The iPod became the prominent MP3 player in a market that had no defined leader.  With a credit card stored online and the click of a button, a song or entire album of your choice can be yours.  The record store model eventually transitioned online (shutting down major and independent stores in the process). This was my first foray into an Apple product.  It beat carrying around a huge 20 CD wallet when I was on the subway.  

Using the momentum of the popularity of the iPod onto the Apple brand, (and capitalizing on the problems with Windows) there was a resurgence in the marketing campaign for Macs.


Macs were the hipper, younger alternative to the older PC.  Sales started to jump, Apple then addressed the the cell phone market, amalgamating the popular iPod and smartphone market.  And the iPhone was born. 

The iPhone revolutionized how we communicated, searched for information, made reservations,  etc.  It became less about having an iPod phone and became a personal computer with internet connection in the palm of your hand.  The iPad came out a few years after and intended to be a slightly bigger iPhone but a smaller laptop.  
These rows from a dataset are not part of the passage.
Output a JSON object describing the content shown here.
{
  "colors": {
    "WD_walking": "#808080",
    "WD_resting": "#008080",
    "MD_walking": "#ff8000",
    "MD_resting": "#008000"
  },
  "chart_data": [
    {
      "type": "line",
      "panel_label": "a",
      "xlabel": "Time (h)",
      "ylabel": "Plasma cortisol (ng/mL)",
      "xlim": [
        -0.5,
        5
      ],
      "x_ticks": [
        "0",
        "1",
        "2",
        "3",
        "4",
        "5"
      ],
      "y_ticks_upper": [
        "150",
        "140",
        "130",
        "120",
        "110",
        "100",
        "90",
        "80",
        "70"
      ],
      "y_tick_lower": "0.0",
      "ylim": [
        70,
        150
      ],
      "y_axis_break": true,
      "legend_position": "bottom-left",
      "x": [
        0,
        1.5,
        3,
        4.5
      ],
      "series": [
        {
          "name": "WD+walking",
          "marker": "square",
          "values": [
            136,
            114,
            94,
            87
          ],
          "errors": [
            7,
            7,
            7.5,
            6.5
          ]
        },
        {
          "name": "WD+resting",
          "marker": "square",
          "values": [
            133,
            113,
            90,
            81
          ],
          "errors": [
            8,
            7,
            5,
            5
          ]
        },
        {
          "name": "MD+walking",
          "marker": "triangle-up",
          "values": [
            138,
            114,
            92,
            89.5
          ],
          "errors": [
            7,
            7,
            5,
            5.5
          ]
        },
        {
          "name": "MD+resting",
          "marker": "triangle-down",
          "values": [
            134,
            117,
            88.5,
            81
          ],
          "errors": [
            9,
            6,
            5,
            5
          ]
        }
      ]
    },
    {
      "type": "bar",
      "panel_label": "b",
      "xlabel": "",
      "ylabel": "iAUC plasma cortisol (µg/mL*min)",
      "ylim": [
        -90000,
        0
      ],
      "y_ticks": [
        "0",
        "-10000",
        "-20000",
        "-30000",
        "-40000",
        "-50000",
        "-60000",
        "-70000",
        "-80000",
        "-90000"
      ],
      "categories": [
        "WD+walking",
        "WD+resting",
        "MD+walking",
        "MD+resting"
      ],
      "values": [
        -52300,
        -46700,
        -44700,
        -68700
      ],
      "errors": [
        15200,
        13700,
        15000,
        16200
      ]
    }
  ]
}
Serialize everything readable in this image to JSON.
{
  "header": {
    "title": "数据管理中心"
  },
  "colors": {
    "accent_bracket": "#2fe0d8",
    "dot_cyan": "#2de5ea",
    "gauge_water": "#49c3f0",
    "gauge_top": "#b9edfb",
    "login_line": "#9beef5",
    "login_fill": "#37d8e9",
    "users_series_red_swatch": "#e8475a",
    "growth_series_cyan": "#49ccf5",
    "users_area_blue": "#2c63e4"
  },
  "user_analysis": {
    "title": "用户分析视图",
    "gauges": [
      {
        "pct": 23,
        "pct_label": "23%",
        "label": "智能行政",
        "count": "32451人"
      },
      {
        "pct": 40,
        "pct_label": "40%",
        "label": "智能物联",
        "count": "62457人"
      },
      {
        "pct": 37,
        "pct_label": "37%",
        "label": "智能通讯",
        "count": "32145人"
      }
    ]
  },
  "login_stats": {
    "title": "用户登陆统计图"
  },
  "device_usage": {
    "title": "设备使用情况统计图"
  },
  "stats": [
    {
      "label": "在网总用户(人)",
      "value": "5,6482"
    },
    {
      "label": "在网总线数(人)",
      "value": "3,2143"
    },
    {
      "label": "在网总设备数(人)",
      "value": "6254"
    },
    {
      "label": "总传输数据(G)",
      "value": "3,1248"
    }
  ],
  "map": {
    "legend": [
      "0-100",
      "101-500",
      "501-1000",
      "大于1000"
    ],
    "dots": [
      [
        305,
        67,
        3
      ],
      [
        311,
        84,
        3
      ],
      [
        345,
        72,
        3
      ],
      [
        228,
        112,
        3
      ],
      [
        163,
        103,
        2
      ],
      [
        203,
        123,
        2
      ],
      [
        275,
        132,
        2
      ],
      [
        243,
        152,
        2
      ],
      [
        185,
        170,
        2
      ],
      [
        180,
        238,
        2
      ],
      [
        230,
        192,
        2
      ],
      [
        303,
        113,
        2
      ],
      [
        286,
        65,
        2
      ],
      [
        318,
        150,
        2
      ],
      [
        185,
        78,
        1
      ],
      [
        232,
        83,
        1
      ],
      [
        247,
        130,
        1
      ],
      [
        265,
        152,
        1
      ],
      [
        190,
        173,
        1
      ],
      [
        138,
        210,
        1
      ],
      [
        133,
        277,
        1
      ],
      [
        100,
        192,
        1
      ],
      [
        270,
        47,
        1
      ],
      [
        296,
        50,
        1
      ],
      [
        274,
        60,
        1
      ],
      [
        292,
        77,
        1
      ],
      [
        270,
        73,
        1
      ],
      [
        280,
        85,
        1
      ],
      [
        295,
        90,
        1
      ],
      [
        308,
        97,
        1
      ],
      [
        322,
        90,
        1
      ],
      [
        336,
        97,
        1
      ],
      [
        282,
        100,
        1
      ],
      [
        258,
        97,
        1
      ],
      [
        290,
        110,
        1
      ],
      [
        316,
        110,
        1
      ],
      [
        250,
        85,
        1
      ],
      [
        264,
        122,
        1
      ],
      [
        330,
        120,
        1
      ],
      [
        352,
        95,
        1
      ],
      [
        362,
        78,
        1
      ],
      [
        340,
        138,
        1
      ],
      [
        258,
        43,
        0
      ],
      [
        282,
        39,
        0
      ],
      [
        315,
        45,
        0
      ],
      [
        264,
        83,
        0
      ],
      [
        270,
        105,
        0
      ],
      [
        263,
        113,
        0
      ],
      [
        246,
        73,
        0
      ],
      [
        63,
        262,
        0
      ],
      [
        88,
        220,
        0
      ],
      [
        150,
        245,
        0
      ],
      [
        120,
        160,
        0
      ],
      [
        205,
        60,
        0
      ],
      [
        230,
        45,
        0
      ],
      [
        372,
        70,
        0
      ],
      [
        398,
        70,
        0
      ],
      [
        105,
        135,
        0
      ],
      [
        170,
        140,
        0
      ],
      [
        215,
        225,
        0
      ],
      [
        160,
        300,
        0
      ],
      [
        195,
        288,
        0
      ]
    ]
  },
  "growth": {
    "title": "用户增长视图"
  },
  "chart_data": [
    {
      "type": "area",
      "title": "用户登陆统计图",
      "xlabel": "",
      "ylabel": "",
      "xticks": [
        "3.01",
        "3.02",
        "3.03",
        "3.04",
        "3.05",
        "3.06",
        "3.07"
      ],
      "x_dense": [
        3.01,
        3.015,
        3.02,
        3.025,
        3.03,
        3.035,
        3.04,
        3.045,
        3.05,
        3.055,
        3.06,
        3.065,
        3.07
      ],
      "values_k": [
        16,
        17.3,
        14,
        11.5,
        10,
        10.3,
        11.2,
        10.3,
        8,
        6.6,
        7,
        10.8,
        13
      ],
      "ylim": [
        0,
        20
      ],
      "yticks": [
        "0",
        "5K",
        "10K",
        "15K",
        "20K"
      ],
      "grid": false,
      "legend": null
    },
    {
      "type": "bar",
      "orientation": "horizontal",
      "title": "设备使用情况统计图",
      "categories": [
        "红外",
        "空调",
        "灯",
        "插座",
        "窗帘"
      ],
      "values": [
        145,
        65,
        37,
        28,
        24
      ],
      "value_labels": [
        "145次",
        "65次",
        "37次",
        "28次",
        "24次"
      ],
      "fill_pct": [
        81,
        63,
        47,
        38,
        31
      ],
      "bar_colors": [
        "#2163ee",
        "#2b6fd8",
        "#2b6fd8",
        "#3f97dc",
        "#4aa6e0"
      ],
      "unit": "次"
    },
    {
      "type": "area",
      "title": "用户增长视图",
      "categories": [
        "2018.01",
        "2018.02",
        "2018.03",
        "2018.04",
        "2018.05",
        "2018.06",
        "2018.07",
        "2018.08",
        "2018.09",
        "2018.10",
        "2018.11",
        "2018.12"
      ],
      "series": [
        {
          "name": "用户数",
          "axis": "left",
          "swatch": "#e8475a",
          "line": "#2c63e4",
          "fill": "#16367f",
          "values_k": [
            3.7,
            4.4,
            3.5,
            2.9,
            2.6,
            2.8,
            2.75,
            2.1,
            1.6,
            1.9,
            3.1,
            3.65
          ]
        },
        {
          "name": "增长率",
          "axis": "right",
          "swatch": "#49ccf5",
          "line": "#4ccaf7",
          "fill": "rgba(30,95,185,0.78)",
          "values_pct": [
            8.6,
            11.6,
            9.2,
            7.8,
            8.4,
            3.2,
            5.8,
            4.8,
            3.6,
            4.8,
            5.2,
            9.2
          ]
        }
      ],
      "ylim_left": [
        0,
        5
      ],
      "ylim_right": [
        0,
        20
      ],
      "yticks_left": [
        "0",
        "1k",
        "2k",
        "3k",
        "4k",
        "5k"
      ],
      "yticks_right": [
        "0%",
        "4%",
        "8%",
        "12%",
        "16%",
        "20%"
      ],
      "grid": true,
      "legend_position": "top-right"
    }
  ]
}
While Windows based PC's still sell more than Apple Computers, the race is much closer now.  But with the iPhone and iPad, Apple clearly has the advantage in the smartphone and tablet market, respectively.  In these respects,  the tide has turned as apps are developed with the more popular Apple products in mind and the other markets addressed second, if at all.  The competitors of both products try to emulate their Apple counterpart.  In some cases, they succeed.  But in the end, the iPhone or iPad are the premiere products to have.  This is a far cry from when Apple fanboys..or girls were in the minority. 

It's ironic to think that what will drive me back to Apple (I plan to get the iPhone when my current contract is up and I plan to get a iMac when my current laptop explodes from the many viruses that have been acquired during its short two year life) was what drove me to a PC, namely internet access.  But through persistence and a knack for innovation, Apple managed to stay relevant during a time when Windows was the premiere brand and changed business models, for better or worse.    Steve Jobs once said, "People think focus means saying yes to the thing you've got to focus on.  But that's not what it means at all.  It means saying no to the hundred other good ideas there are.  You have to pick carefully."  Jobs picked right almost all of the time and will be sorely missed/  



  1. I, too, dallied with PC's for a brief time when my life was at a low point and funds were scarce. It was a Compaq Presario running Win '98. It sucked, frankly. It didn't have an Intel chip, it had a knock-off (it wasn't even an AMD chip) and the thing blue screened and locked up constantly, not to mention that the anti-virus software ate too many system resources.

    I finally got a blueberry iMac as a gift, and never looked back. Since then, I've owned a sage green iMac DV, 2 gray G4 Towers, a white iBook, and now an aluminum Mac mini, an iPhone, and an iPad 2. There's no comparison. It's unfair to even try.

  2. I'm just waiting for my two year old Dell to blow up and saving up for an iMac when it eventually does. Apple has so many cool products, I can spend hours in the nearby Apple Store.